Peterson Brant K, Hare Emily E, Iyer Venky N, Storage Steven, Conner Laura, Papaj Daniel R, Kurashima Rick, Jang Eric, Eisen Michael B
Department of Molecular and Cell Biology, University of California, Berkeley, California, United States of America.
PLoS One. 2009;4(3):e4688. doi: 10.1371/journal.pone.0004688. Epub 2009 Mar 4.
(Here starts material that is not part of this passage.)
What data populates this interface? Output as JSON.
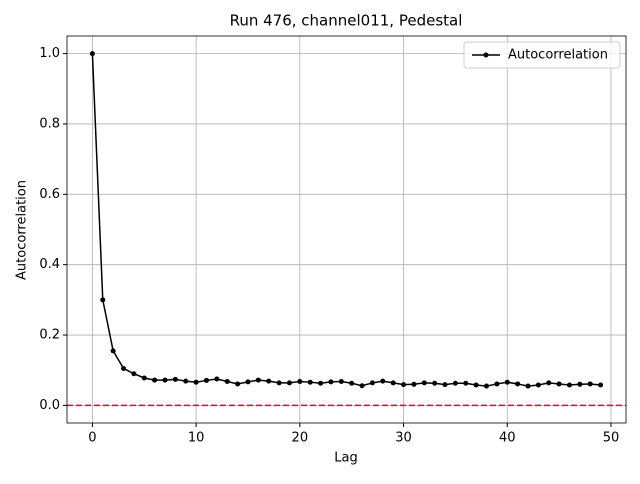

The identification of regulatory sequences in animal genomes remains a significant challenge. Comparative genomic methods that use patterns of evolutionary conservation to identify non-coding sequences with regulatory function have yielded many new vertebrate enhancers. However, these methods have not contributed significantly to the identification of regulatory sequences in sequenced invertebrate taxa. We demonstrate here that this differential success, which is often attributed to fundamental differences in the nature of vertebrate and invertebrate regulatory sequences, is instead primarily a product of the relatively small size of sequenced invertebrate genomes. We sequenced and compared loci involved in early embryonic patterning from four species of true fruit flies (family Tephritidae) that have genomes four to six times larger than those of Drosophila melanogaster. Unlike in Drosophila, where virtually all non-coding DNA is highly conserved, blocks of conserved non-coding sequence in tephritids are flanked by large stretches of poorly conserved sequence, similar to what is observed in vertebrate genomes. We tested the activities of nine conserved non-coding sequences flanking the even-skipped gene of the teprhitid Ceratis capitata in transgenic D. melanogaster embryos, six of which drove patterns that recapitulate those of known D. melanogaster enhancers. In contrast, none of the three non-conserved tephritid non-coding sequences that we tested drove expression in D. melanogaster embryos. Based on the landscape of non-coding conservation in tephritids, and our initial success in using conservation in tephritids to identify D. melanogaster regulatory sequences, we suggest that comparison of tephritid genomes may provide a systematic means to annotate the non-coding portion of the D. melanogaster genome. We also propose that large genomes be given more consideration in the selection of species for comparative genomics projects, to provide increased power to detect functional non-coding DNAs and to provide a less biased view of the evolution and function of animal genomes.
在动物基因组中识别调控序列仍然是一项重大挑战。利用进化保守模式来识别具有调控功能的非编码序列的比较基因组方法,已经产生了许多新的脊椎动物增强子。然而,这些方法在识别已测序的无脊椎动物类群中的调控序列方面,贡献并不显著。我们在此证明,这种不同的成功率,通常被归因于脊椎动物和无脊椎动物调控序列本质上的根本差异,而实际上主要是已测序的无脊椎动物基因组相对较小的产物。我们对四种实蝇(实蝇科)早期胚胎模式形成中涉及的基因座进行了测序和比较,这四种实蝇的基因组比黑腹果蝇的基因组大4至6倍。与黑腹果蝇不同,在黑腹果蝇中几乎所有非编码DNA都是高度保守的,而实蝇中的保守非编码序列块两侧是大片保守性较差的序列,这与在脊椎动物基因组中观察到的情况相似。我们在转基因黑腹果蝇胚胎中测试了实蝇地中海实蝇偶数跳基因侧翼的九个保守非编码序列的活性,其中六个驱动形成的模式重现了已知的黑腹果蝇增强子的模式。相比之下,我们测试的三个非保守的实蝇非编码序列在黑腹果蝇胚胎中均未驱动表达。基于实蝇中非编码保守情况,以及我们利用实蝇中的保守性来识别黑腹果蝇调控序列的初步成功,我们认为比较实蝇基因组可能为注释黑腹果蝇基因组的非编码部分提供一种系统方法。我们还建议,在选择用于比较基因组学项目的物种时,应更多地考虑大基因组,以增强检测功能性非编码DNA的能力,并提供对动物基因组进化和功能的较少偏差的观点。